Ignorance is an awful thing.
This is what the post looked like on Facebook at the time of writing:
(Source: Facebook screenshot taken on Wed Feb 3 19:23:16 2021 UTC)
The caption in the post read:
Ignorance is an awful thing. Nobody knows until you open your mouth. #hush Jesus spoke Aramaic. The Bible has been translated into English and other languages "honey bunches."
A picture of Greene had this text next to the photo:
Christian Nationalist, Rep. Marjorie Taylor Greene, on why Spanish should not be spoken in a "white Christian nation" like America: If English was good enough for Jesus, it's good enough for us."
There is no record of Greene ever making this comment, and searches of her social media and published reports and videos show no results of her saying that.
The quote has been attributed to several different politicians over the years.
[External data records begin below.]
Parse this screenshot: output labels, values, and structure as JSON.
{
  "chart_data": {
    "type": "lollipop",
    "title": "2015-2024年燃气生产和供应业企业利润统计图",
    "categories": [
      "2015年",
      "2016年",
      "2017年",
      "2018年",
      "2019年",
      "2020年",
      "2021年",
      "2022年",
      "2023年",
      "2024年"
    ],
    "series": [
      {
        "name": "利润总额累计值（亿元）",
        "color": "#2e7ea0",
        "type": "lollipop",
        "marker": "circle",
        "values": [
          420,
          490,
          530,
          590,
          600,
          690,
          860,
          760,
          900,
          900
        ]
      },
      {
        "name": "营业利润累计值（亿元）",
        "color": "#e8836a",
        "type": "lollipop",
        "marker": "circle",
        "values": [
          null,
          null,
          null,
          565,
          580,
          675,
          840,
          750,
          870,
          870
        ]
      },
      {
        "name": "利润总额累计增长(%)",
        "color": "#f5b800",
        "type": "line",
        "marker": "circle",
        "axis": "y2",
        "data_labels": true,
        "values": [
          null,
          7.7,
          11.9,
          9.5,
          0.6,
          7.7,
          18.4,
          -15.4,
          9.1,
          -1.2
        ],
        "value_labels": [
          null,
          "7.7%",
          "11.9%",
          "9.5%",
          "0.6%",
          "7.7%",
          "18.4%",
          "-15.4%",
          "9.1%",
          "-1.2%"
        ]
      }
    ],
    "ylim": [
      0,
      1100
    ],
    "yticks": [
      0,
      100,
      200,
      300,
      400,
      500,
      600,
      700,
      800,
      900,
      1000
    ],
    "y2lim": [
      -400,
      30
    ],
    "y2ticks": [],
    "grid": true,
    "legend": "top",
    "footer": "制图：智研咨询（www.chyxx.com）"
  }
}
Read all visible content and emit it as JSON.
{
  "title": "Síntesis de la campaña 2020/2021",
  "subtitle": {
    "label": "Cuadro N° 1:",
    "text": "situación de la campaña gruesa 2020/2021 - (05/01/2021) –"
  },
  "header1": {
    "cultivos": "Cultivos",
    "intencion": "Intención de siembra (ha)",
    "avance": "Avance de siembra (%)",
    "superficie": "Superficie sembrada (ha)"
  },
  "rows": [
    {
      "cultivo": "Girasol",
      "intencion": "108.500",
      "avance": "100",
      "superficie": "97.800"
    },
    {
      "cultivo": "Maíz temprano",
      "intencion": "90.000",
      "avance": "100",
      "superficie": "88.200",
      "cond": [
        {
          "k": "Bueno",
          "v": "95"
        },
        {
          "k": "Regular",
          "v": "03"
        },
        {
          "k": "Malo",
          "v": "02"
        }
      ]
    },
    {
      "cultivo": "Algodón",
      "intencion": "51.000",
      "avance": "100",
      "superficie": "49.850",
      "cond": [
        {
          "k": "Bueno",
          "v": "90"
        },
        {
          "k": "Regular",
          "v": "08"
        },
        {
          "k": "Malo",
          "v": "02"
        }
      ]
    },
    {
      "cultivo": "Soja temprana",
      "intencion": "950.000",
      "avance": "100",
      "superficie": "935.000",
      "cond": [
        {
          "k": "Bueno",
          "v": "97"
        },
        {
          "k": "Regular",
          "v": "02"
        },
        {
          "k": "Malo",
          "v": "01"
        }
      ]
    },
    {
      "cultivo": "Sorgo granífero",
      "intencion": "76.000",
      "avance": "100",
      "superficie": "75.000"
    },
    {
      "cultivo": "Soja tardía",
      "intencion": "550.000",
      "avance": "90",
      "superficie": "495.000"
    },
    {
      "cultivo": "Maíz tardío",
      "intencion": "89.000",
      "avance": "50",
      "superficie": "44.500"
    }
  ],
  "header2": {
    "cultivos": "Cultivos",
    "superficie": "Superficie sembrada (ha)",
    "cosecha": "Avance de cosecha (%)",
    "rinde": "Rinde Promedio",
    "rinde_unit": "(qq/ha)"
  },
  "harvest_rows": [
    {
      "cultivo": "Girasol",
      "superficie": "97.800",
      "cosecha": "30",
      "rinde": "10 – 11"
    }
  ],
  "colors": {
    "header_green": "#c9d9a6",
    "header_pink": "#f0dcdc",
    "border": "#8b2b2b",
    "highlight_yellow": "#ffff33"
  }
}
The phrase has been misattributed to "Ma" Ferguson for decades, and former President Jimmy Carter gave a speech in 2001 where he recounted the quote:
Before I talk about promoting peace, I will tell a story that illustrates a basic cause of conflict. There was a hot argument in Texas in the 1920s--one that is still going on in several states, particularly in California--about whether Spanish should be used in the classroom to teach kids who came from Mexico, or whether only English should be permitted. Miriam "Ma" Ferguson had become the state's first woman governor, after her husband, Governor "Pa" Ferguson was impeached. She ended the debate quite quickly when she held up a Bible and proclaimed, "If the King's English was good enough for Jesus Christ, it's good enough for the children of Texas!"
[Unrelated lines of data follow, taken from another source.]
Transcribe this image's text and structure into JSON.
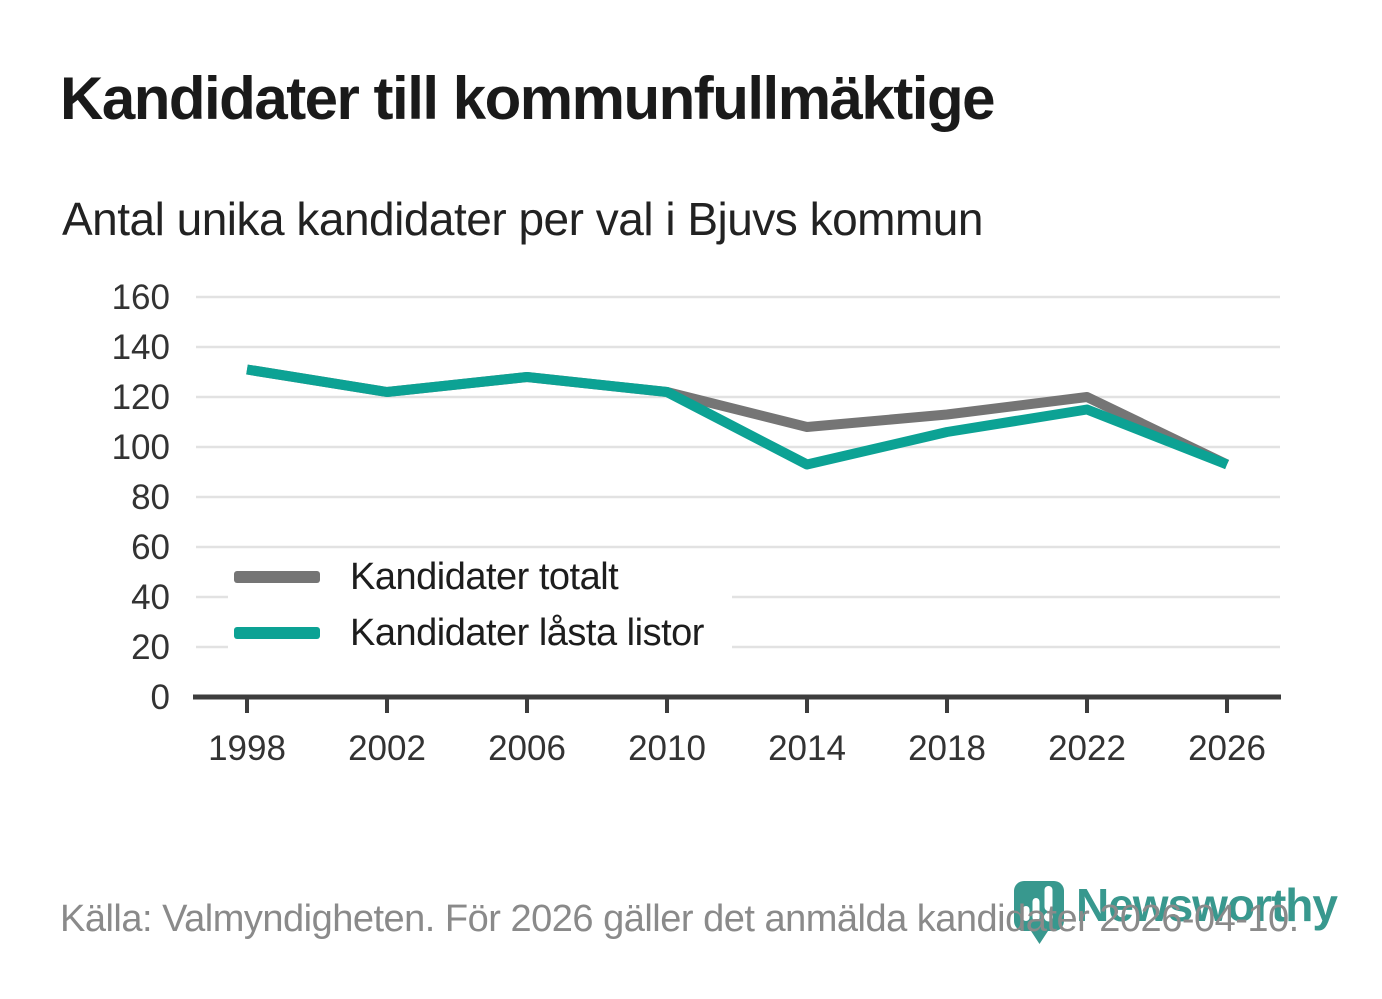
{
  "chart_data": {
    "type": "line",
    "title": "Kandidater till kommunfullmäktige",
    "subtitle": "Antal unika kandidater per val i Bjuvs kommun",
    "categories": [
      "1998",
      "2002",
      "2006",
      "2010",
      "2014",
      "2018",
      "2022",
      "2026"
    ],
    "series": [
      {
        "name": "Kandidater totalt",
        "color": "#757575",
        "values": [
          131,
          122,
          128,
          122,
          108,
          113,
          120,
          93
        ]
      },
      {
        "name": "Kandidater låsta listor",
        "color": "#0CA294",
        "values": [
          131,
          122,
          128,
          122,
          93,
          106,
          115,
          93
        ]
      }
    ],
    "xlabel": "",
    "ylabel": "",
    "ylim": [
      0,
      160
    ],
    "yticks": [
      0,
      20,
      40,
      60,
      80,
      100,
      120,
      140,
      160
    ],
    "grid": "horizontal",
    "legend_position": "inside-bottom-left"
  },
  "footer": {
    "source_text": "Källa: Valmyndigheten. För 2026 gäller det anmälda kandidater 2026-04-10."
  },
  "logo": {
    "wordmark": "Newsworthy",
    "icon_name": "newsworthy-speech-bubble-chart-icon",
    "color": "#38988E"
  },
  "colors": {
    "title": "#1a1a1a",
    "subtitle": "#222222",
    "axis_label": "#333333",
    "gridline": "#e2e2e2",
    "axis_line": "#3d3d3d",
    "legend_text": "#1d1d1d",
    "footer_text": "#8a8a8a",
    "background": "#ffffff",
    "total_line": "#757575",
    "locked_lists_line": "#0CA294",
    "brand_teal": "#38988E"
  }
}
A New York Times article from 1881 titled, "PREACHING ON THE BIBLE; PULPIT OPINIONS OF THE NEW VERSION," has a preacher telling a joke, likely about the Revised Standard Version released in 1880. The article says a preacher told his congregation a joke that ended with, "'What's the matter with the good old King James version?' An old farmer replied. 'That was good enough for St. Paul, and it's good enough for me.'"
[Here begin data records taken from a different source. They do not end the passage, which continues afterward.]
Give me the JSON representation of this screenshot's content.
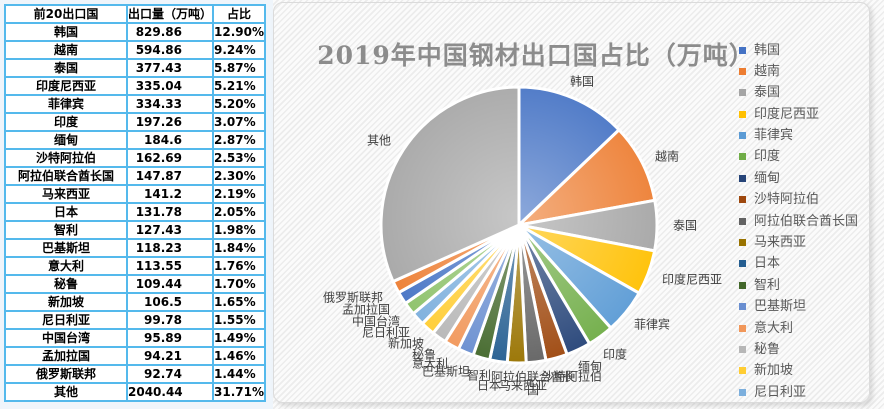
{
  "table": {
    "headers": [
      "前20出口国",
      "出口量（万吨）",
      "占比"
    ],
    "rows": [
      [
        "韩国",
        "829.86",
        "12.90%"
      ],
      [
        "越南",
        "594.86",
        "9.24%"
      ],
      [
        "泰国",
        "377.43",
        "5.87%"
      ],
      [
        "印度尼西亚",
        "335.04",
        "5.21%"
      ],
      [
        "菲律宾",
        "334.33",
        "5.20%"
      ],
      [
        "印度",
        "197.26",
        "3.07%"
      ],
      [
        "缅甸",
        "184.6",
        "2.87%"
      ],
      [
        "沙特阿拉伯",
        "162.69",
        "2.53%"
      ],
      [
        "阿拉伯联合酋长国",
        "147.87",
        "2.30%"
      ],
      [
        "马来西亚",
        "141.2",
        "2.19%"
      ],
      [
        "日本",
        "131.78",
        "2.05%"
      ],
      [
        "智利",
        "127.43",
        "1.98%"
      ],
      [
        "巴基斯坦",
        "118.23",
        "1.84%"
      ],
      [
        "意大利",
        "113.55",
        "1.76%"
      ],
      [
        "秘鲁",
        "109.44",
        "1.70%"
      ],
      [
        "新加坡",
        "106.5",
        "1.65%"
      ],
      [
        "尼日利亚",
        "99.78",
        "1.55%"
      ],
      [
        "中国台湾",
        "95.89",
        "1.49%"
      ],
      [
        "孟加拉国",
        "94.21",
        "1.46%"
      ],
      [
        "俄罗斯联邦",
        "92.74",
        "1.44%"
      ],
      [
        "其他",
        "2040.44",
        "31.71%"
      ]
    ]
  },
  "chart_data": {
    "type": "pie",
    "title": "2019年中国钢材出口国占比（万吨）",
    "categories": [
      "韩国",
      "越南",
      "泰国",
      "印度尼西亚",
      "菲律宾",
      "印度",
      "缅甸",
      "沙特阿拉伯",
      "阿拉伯联合酋长国",
      "马来西亚",
      "日本",
      "智利",
      "巴基斯坦",
      "意大利",
      "秘鲁",
      "新加坡",
      "尼日利亚",
      "中国台湾",
      "孟加拉国",
      "俄罗斯联邦",
      "其他"
    ],
    "values": [
      829.86,
      594.86,
      377.43,
      335.04,
      334.33,
      197.26,
      184.6,
      162.69,
      147.87,
      141.2,
      131.78,
      127.43,
      118.23,
      113.55,
      109.44,
      106.5,
      99.78,
      95.89,
      94.21,
      92.74,
      2040.44
    ],
    "share_labels": [
      "12.90%",
      "9.24%",
      "5.87%",
      "5.21%",
      "5.20%",
      "3.07%",
      "2.87%",
      "2.53%",
      "2.30%",
      "2.19%",
      "2.05%",
      "1.98%",
      "1.84%",
      "1.76%",
      "1.70%",
      "1.65%",
      "1.55%",
      "1.49%",
      "1.46%",
      "1.44%",
      "31.71%"
    ],
    "colors": [
      "#4472C4",
      "#ED7D31",
      "#A5A5A5",
      "#FFC000",
      "#5B9BD5",
      "#70AD47",
      "#264478",
      "#9E480E",
      "#636363",
      "#997300",
      "#255E91",
      "#43682B",
      "#698ED0",
      "#F1975A",
      "#B7B7B7",
      "#FFCD33",
      "#7CAFDD",
      "#8CC168",
      "#4472C4",
      "#ED7D31",
      "#A5A5A5"
    ],
    "slice_start": "12-o-clock-clockwise",
    "legend_position": "right",
    "legend_visible_items": [
      "韩国",
      "越南",
      "泰国",
      "印度尼西亚",
      "菲律宾",
      "印度",
      "缅甸",
      "沙特阿拉伯",
      "阿拉伯联合酋长国",
      "马来西亚",
      "日本",
      "智利",
      "巴基斯坦",
      "意大利",
      "秘鲁",
      "新加坡",
      "尼日利亚"
    ]
  },
  "theme": {
    "table_border": "#54B9EC",
    "title_color": "#8C8C8C",
    "pie_label_color": "#404040",
    "legend_text_color": "#595959"
  }
}
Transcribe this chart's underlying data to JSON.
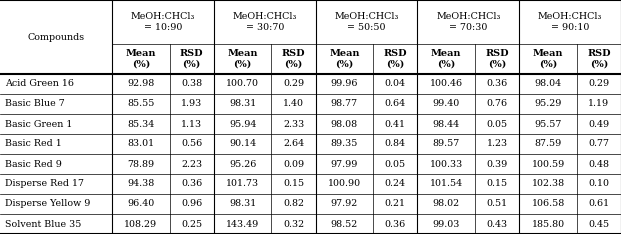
{
  "compounds": [
    "Acid Green 16",
    "Basic Blue 7",
    "Basic Green 1",
    "Basic Red 1",
    "Basic Red 9",
    "Disperse Red 17",
    "Disperse Yellow 9",
    "Solvent Blue 35"
  ],
  "col_groups": [
    "MeOH:CHCl₃\n= 10:90",
    "MeOH:CHCl₃\n= 30:70",
    "MeOH:CHCl₃\n= 50:50",
    "MeOH:CHCl₃\n= 70:30",
    "MeOH:CHCl₃\n= 90:10"
  ],
  "subheaders": [
    "Mean\n(%)",
    "RSD\n(%)"
  ],
  "data": [
    [
      92.98,
      0.38,
      100.7,
      0.29,
      99.96,
      0.04,
      100.46,
      0.36,
      98.04,
      0.29
    ],
    [
      85.55,
      1.93,
      98.31,
      1.4,
      98.77,
      0.64,
      99.4,
      0.76,
      95.29,
      1.19
    ],
    [
      85.34,
      1.13,
      95.94,
      2.33,
      98.08,
      0.41,
      98.44,
      0.05,
      95.57,
      0.49
    ],
    [
      83.01,
      0.56,
      90.14,
      2.64,
      89.35,
      0.84,
      89.57,
      1.23,
      87.59,
      0.77
    ],
    [
      78.89,
      2.23,
      95.26,
      0.09,
      97.99,
      0.05,
      100.33,
      0.39,
      100.59,
      0.48
    ],
    [
      94.38,
      0.36,
      101.73,
      0.15,
      100.9,
      0.24,
      101.54,
      0.15,
      102.38,
      0.1
    ],
    [
      96.4,
      0.96,
      98.31,
      0.82,
      97.92,
      0.21,
      98.02,
      0.51,
      106.58,
      0.61
    ],
    [
      108.29,
      0.25,
      143.49,
      0.32,
      98.52,
      0.36,
      99.03,
      0.43,
      185.8,
      0.45
    ]
  ],
  "font_family": "serif",
  "font_size": 6.8,
  "bold_font_size": 7.0,
  "text_color": "#000000",
  "bg_color": "#ffffff",
  "thick_lw": 1.5,
  "thin_lw": 0.5,
  "med_lw": 0.8,
  "col_widths_rel": [
    1.65,
    0.85,
    0.65,
    0.85,
    0.65,
    0.85,
    0.65,
    0.85,
    0.65,
    0.85,
    0.65
  ],
  "row_heights_rel": [
    2.2,
    1.5,
    1.0,
    1.0,
    1.0,
    1.0,
    1.0,
    1.0,
    1.0,
    1.0
  ]
}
Politifact debunked a similar claim about former Rep. Michele Bachmann. She was accused of criticizing a Coca-Cola commercial that had seven languages during an appearance on Fox News.
"If English was good enough for Jesus when he wrote the Bible it should be good enough for Coke," Bachmann was falsely quoted as saying, but the site noted she never made the comment and did not appear on Fox News that day.